Pemenang pertama kategori tulisan adalah I Wayan Willyana, seorang warga Batubulan, Gianyar. Ia mengisahkan Dadong Koda dan warungnya yang menjadi jejak sejarah perubahan sosial, ekonomi, dan ideologi di Bali sejak 1965 sampai sekarang termasuk tekanan sosial ekonomi masyarakat setempat akibat pariwisata massal.

“Ketika pembangunan fisik dan alih fungsi lahan makin tak berpihak pada ruang publik, melalui jurnalisme warga Balebengong memberi keberpihakan dan ruang kepada warga untuk berbagi dan bersuara,” ujar Willyana, pekerja pariwisata ini.

Karya tulis terbaik kedua adalah Widyartha Suryawan yang menulis narasi kuasa para orang kaya era Orde Baru. Ia melihat dan merasakan sendiri kegelisahan warga sekitar Bukit Pandawa, Kuta Selatan menghadapi tekanan akibat cepatnya perubahan geografis dan pembangunan industri pariwisata. Ketika lapangan golf dibangun, warga justru makin sulit mengakses bebukitan yang dulu menjadi tempat bermain dan beternak.
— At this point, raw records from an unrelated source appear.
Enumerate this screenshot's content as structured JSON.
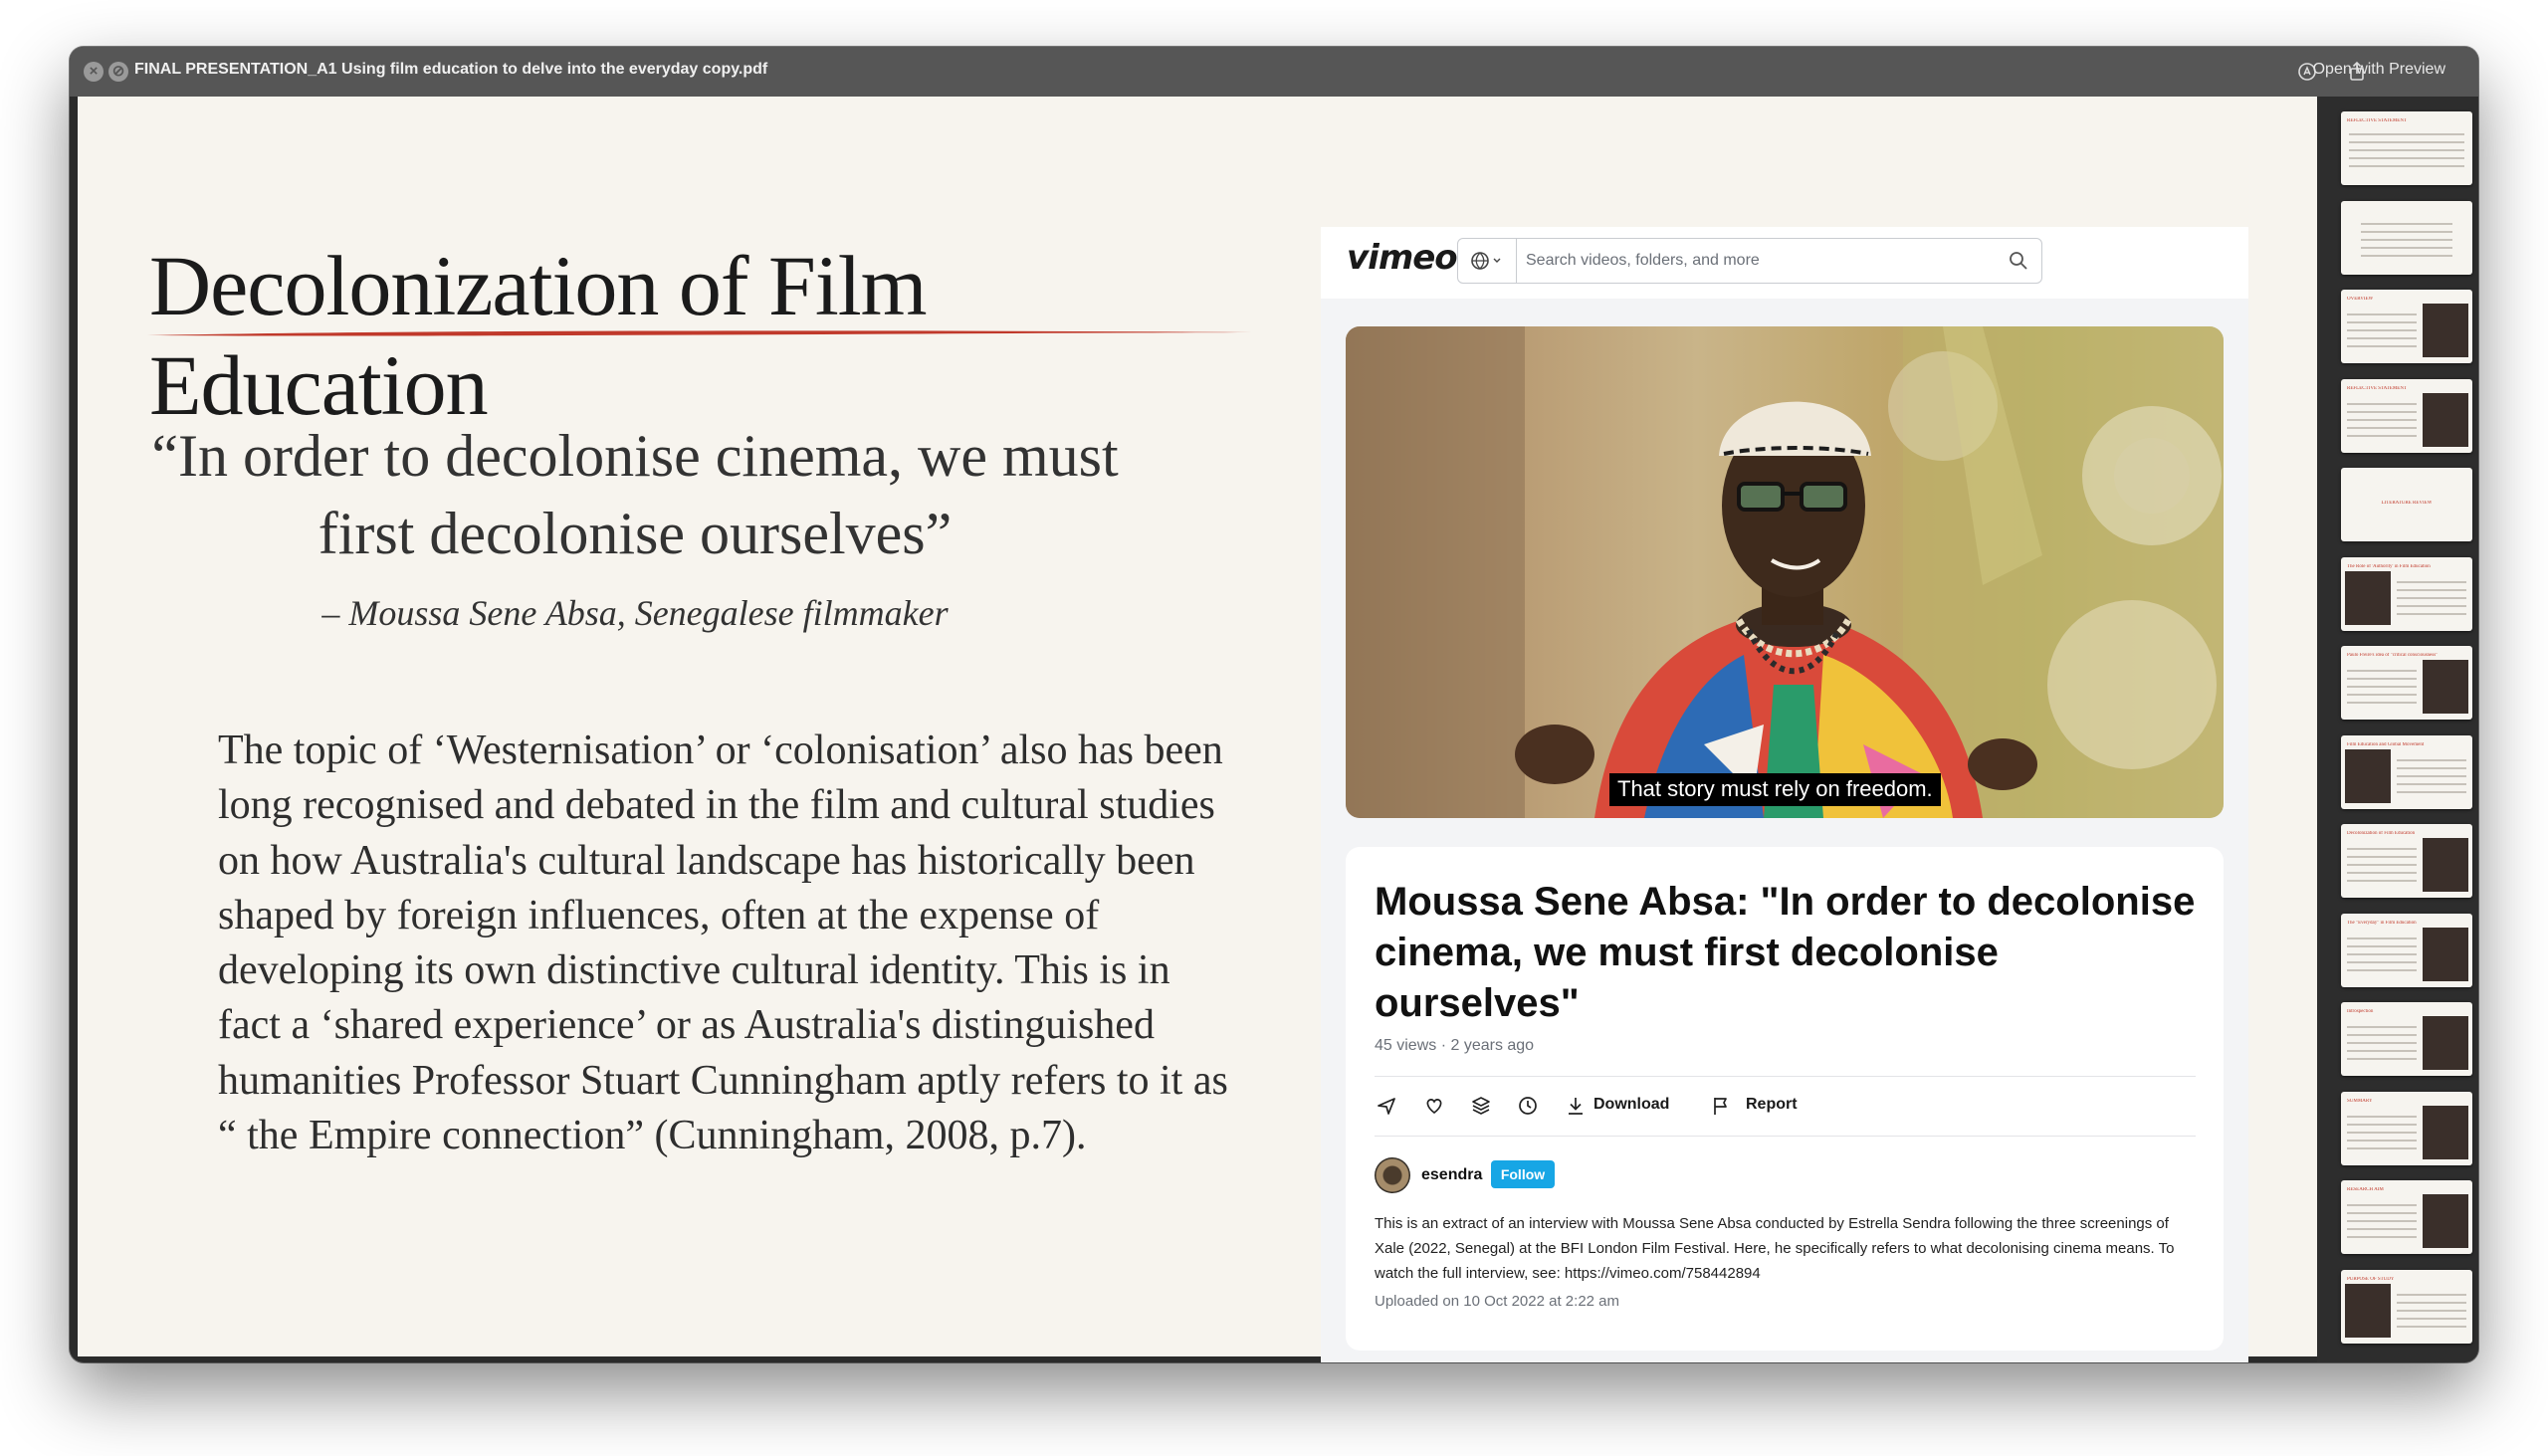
{
  "window": {
    "title": "FINAL PRESENTATION_A1 Using film education to delve into the everyday copy.pdf",
    "open_with": "Open with Preview"
  },
  "slide": {
    "heading": "Decolonization of Film Education",
    "quote": "“In order to decolonise cinema, we must first decolonise ourselves”",
    "attribution": "– Moussa Sene Absa, Senegalese filmmaker",
    "body": "The topic of ‘Westernisation’ or ‘colonisation’ also has been long recognised and debated in the film and cultural studies on how Australia's cultural landscape has historically been shaped by foreign influences, often at the expense of developing its own distinctive cultural identity. This is in fact a ‘shared experience’ or as Australia's distinguished humanities Professor Stuart Cunningham aptly refers to it as “ the Empire connection” (Cunningham, 2008, p.7).",
    "accent_color": "#c0392b"
  },
  "vimeo": {
    "logo": "vimeo",
    "search_placeholder": "Search videos, folders, and more",
    "subtitle": "That story must rely on freedom.",
    "video_title": "Moussa Sene Absa: \"In order to decolonise cinema, we must first decolonise ourselves\"",
    "meta": "45 views · 2 years ago",
    "actions": {
      "download": "Download",
      "report": "Report"
    },
    "author": "esendra",
    "follow": "Follow",
    "description": "This is an extract of an interview with Moussa Sene Absa conducted by Estrella Sendra following the three screenings of Xale (2022, Senegal) at the BFI London Film Festival. Here, he specifically refers to what decolonising cinema means. To watch the full interview, see: https://vimeo.com/758442894",
    "uploaded": "Uploaded on 10 Oct 2022 at 2:22 am",
    "follow_color": "#17a6e5"
  },
  "thumbnails": [
    {
      "label": "REFLECTIVE STATEMENT",
      "kind": "text"
    },
    {
      "label": "",
      "kind": "quote"
    },
    {
      "label": "OVERVIEW",
      "kind": "image-right"
    },
    {
      "label": "REFLECTIVE STATEMENT",
      "kind": "image-right"
    },
    {
      "label": "LITERATURE REVIEW",
      "kind": "center"
    },
    {
      "label": "The Role of 'Authority' in Film Education",
      "kind": "image-left"
    },
    {
      "label": "Paulo Freire's idea of \"critical consciousness\"",
      "kind": "image-right"
    },
    {
      "label": "Film Education and Global Movement",
      "kind": "image-left"
    },
    {
      "label": "Decolonization of Film Education",
      "kind": "image-right"
    },
    {
      "label": "The \"Everyday\" in Film Education",
      "kind": "image-right"
    },
    {
      "label": "Introspection",
      "kind": "image-right"
    },
    {
      "label": "SUMMARY",
      "kind": "image-right"
    },
    {
      "label": "RESEARCH AIM",
      "kind": "image-right"
    },
    {
      "label": "PURPOSE OF STUDY",
      "kind": "image-left"
    }
  ]
}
Untuk kategori foto dan ilustrasi pemenangnya adalah seorang ibu Ivy Candra yang tekun mengasuh putranya yang mengidap autisme untuk mendapat akses pendidikan inklusif. Melalui serial esai foto ponsel ia menulis cerita yang memperlihatkan perjuangan keduanya.
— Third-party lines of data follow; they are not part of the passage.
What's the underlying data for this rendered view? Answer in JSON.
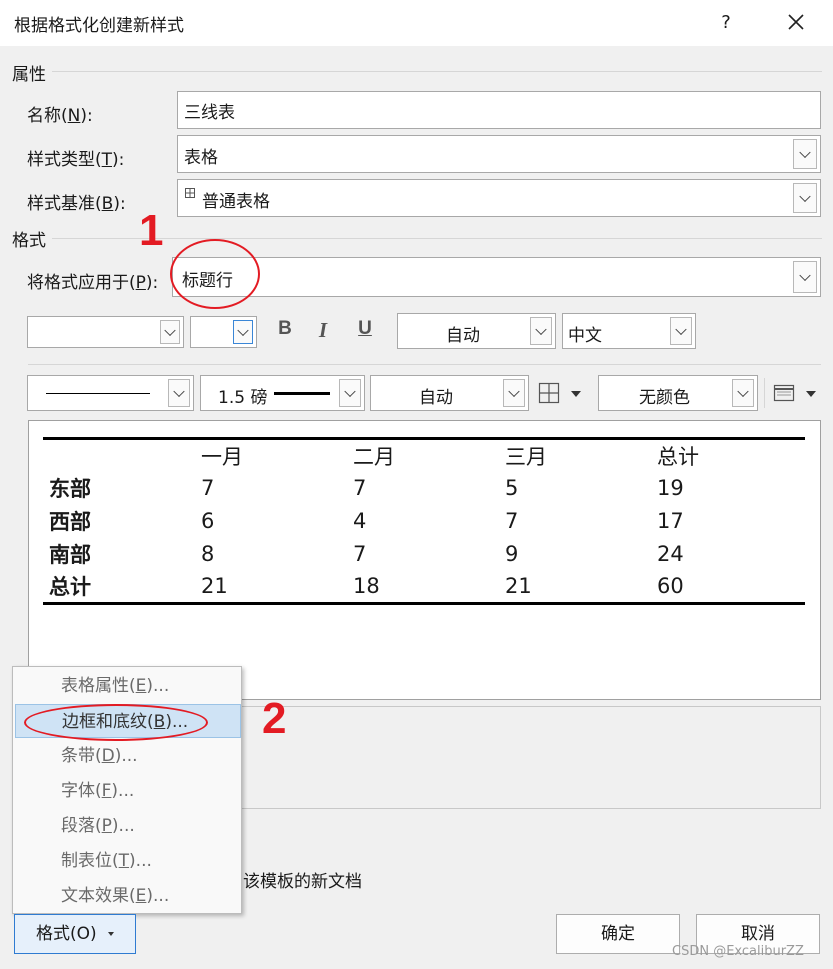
{
  "window": {
    "title": "根据格式化创建新样式",
    "help": "?"
  },
  "properties": {
    "section_label": "属性",
    "name": {
      "label": "名称(",
      "mnemonic": "N",
      "label_end": "):",
      "value": "三线表"
    },
    "style_type": {
      "label": "样式类型(",
      "mnemonic": "T",
      "label_end": "):",
      "value": "表格"
    },
    "style_base": {
      "label": "样式基准(",
      "mnemonic": "B",
      "label_end": "):",
      "value": "普通表格",
      "icon": "table-icon"
    }
  },
  "format": {
    "section_label": "格式",
    "apply_to": {
      "label": "将格式应用于(",
      "mnemonic": "P",
      "label_end": "):",
      "value": "标题行"
    },
    "toolbar1": {
      "bold": "B",
      "italic": "I",
      "underline": "U",
      "font_color": "自动",
      "script": "中文"
    },
    "toolbar2": {
      "border_width": "1.5 磅",
      "border_color": "自动",
      "shading": "无颜色"
    }
  },
  "preview_table": {
    "headers": [
      "",
      "一月",
      "二月",
      "三月",
      "总计"
    ],
    "rows": [
      [
        "东部",
        "7",
        "7",
        "5",
        "19"
      ],
      [
        "西部",
        "6",
        "4",
        "7",
        "17"
      ],
      [
        "南部",
        "8",
        "7",
        "9",
        "24"
      ],
      [
        "总计",
        "21",
        "18",
        "21",
        "60"
      ]
    ]
  },
  "background_text": {
    "template_tail": "该模板的新文档"
  },
  "format_menu": {
    "items": [
      {
        "label": "表格属性(",
        "mnemonic": "E",
        "tail": ")..."
      },
      {
        "label": "边框和底纹(",
        "mnemonic": "B",
        "tail": ")..."
      },
      {
        "label": "条带(",
        "mnemonic": "D",
        "tail": ")..."
      },
      {
        "label": "字体(",
        "mnemonic": "F",
        "tail": ")..."
      },
      {
        "label": "段落(",
        "mnemonic": "P",
        "tail": ")..."
      },
      {
        "label": "制表位(",
        "mnemonic": "T",
        "tail": ")..."
      },
      {
        "label": "文本效果(",
        "mnemonic": "E",
        "tail": ")..."
      }
    ]
  },
  "buttons": {
    "format": "格式(O)",
    "ok": "确定",
    "cancel": "取消"
  },
  "annotations": {
    "one": "1",
    "two": "2",
    "color": "#e31b23"
  },
  "watermark": "CSDN @ExcaliburZZ"
}
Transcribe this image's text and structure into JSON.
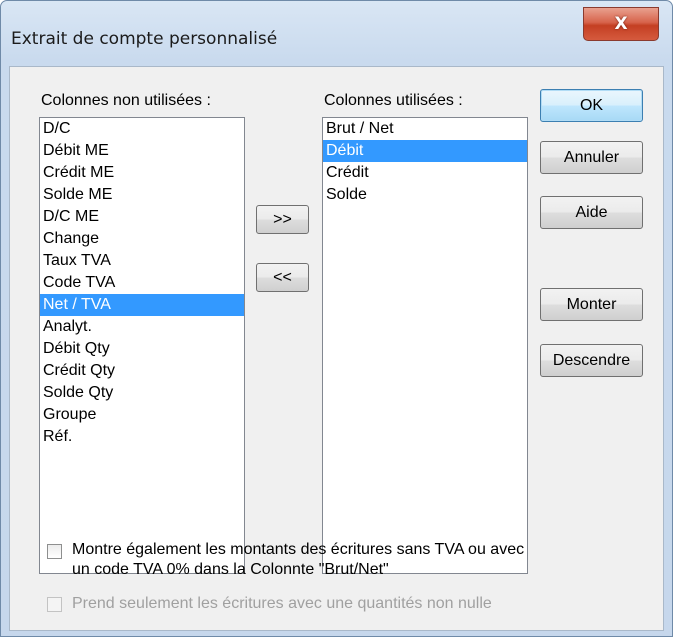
{
  "window": {
    "title": "Extrait de compte personnalisé",
    "close_glyph": "X"
  },
  "unused_columns": {
    "label": "Colonnes non utilisées :",
    "items": [
      "D/C",
      "Débit ME",
      "Crédit ME",
      "Solde ME",
      "D/C ME",
      "Change",
      "Taux TVA",
      "Code TVA",
      "Net / TVA",
      "Analyt.",
      "Débit Qty",
      "Crédit Qty",
      "Solde Qty",
      "Groupe",
      "Réf."
    ],
    "selected": "Net / TVA"
  },
  "used_columns": {
    "label": "Colonnes utilisées :",
    "items": [
      "Brut / Net",
      "Débit",
      "Crédit",
      "Solde"
    ],
    "selected": "Débit"
  },
  "transfer": {
    "add_label": ">>",
    "remove_label": "<<"
  },
  "buttons": {
    "ok": "OK",
    "cancel": "Annuler",
    "help": "Aide",
    "up": "Monter",
    "down": "Descendre"
  },
  "options": {
    "show_no_vat": {
      "line1": "Montre également les montants des écritures sans TVA ou avec",
      "line2": "un code TVA 0% dans la Colonnte \"Brut/Net\"",
      "checked": false
    },
    "nonzero_qty": {
      "label": "Prend seulement les écritures avec une quantités non nulle",
      "checked": false,
      "enabled": false
    }
  }
}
Karya terbaik lain adalah Gus Dark dan Wayan Martino.

Di kategori audio ada Maylina Triastuti, pelajar SMA 3 Denpasar, mengisahkan tentang makin hilangnya generasi muda yang mau bertani di Bali. Karya ini lebih unggul dari dua karya pelajar lainnya yaitu Vira Duarsa dan Ardi Mahendra.
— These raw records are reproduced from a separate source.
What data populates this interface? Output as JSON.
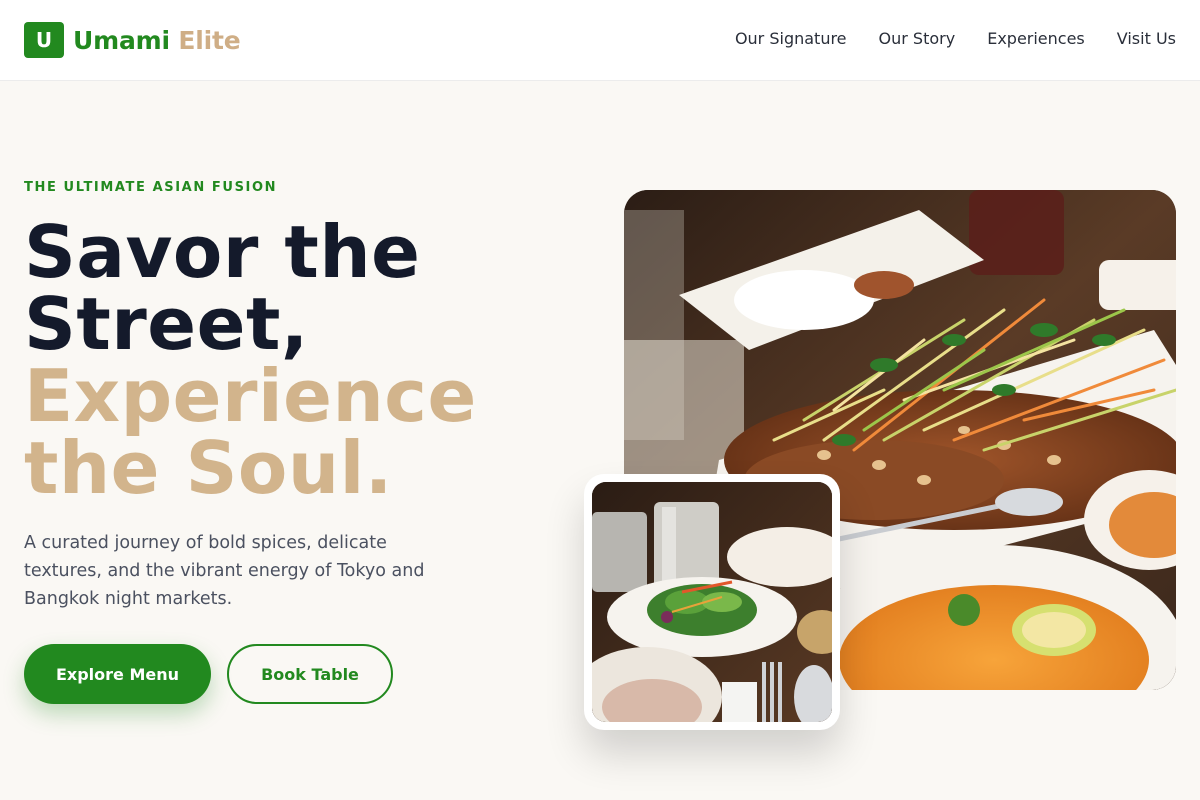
{
  "brand": {
    "mark": "U",
    "name_primary": "Umami",
    "name_secondary": "Elite",
    "primary_color": "#22891f",
    "secondary_color": "#cfae86"
  },
  "nav": {
    "items": [
      {
        "label": "Our Signature"
      },
      {
        "label": "Our Story"
      },
      {
        "label": "Experiences"
      },
      {
        "label": "Visit Us"
      }
    ]
  },
  "hero": {
    "eyebrow": "THE ULTIMATE ASIAN FUSION",
    "headline_line1": "Savor the",
    "headline_line2": "Street,",
    "headline_line3": "Experience",
    "headline_line4": "the Soul.",
    "description": "A curated journey of bold spices, delicate textures, and the vibrant energy of Tokyo and Bangkok night markets.",
    "primary_button": "Explore Menu",
    "secondary_button": "Book Table"
  },
  "images": {
    "main_photo": "food-photo-salad-platter",
    "small_photo": "food-photo-salad-plate"
  }
}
Adapun di kategori format video karya Hadhi Kusuma menjadi karya terbaik dengan judul Slinart, Street Art, dan Eksploitasi Pariwisata Bali. Video dari peserta-peserta lain menceritakan hal yang serupa, tentang bagaimana kondisi Bali saat ini akibat perubahan sosial budaya ekonomi, termasuk maraknya seni baru di Bali yaitu street art.

Activism Journalism
“Penghargaan ini perlu untuk terus didorong sebagai diseminasi informasi sekaligus meningkatkan kualitas manusia dalam wujud perubahan sosial terutama bagi warga-warga pedalaman Bali,” kata Viebeke.

Dia memberikan contoh karya dari Made Selamat warga di Tulamben, Karangasem, yang menulis tentang krisis air di desanya. “Kekuatan ceritanya adalah karena tulisan itu dibuat oleh warga yang mengalami sendiri krisis tersebut,” tambahnya.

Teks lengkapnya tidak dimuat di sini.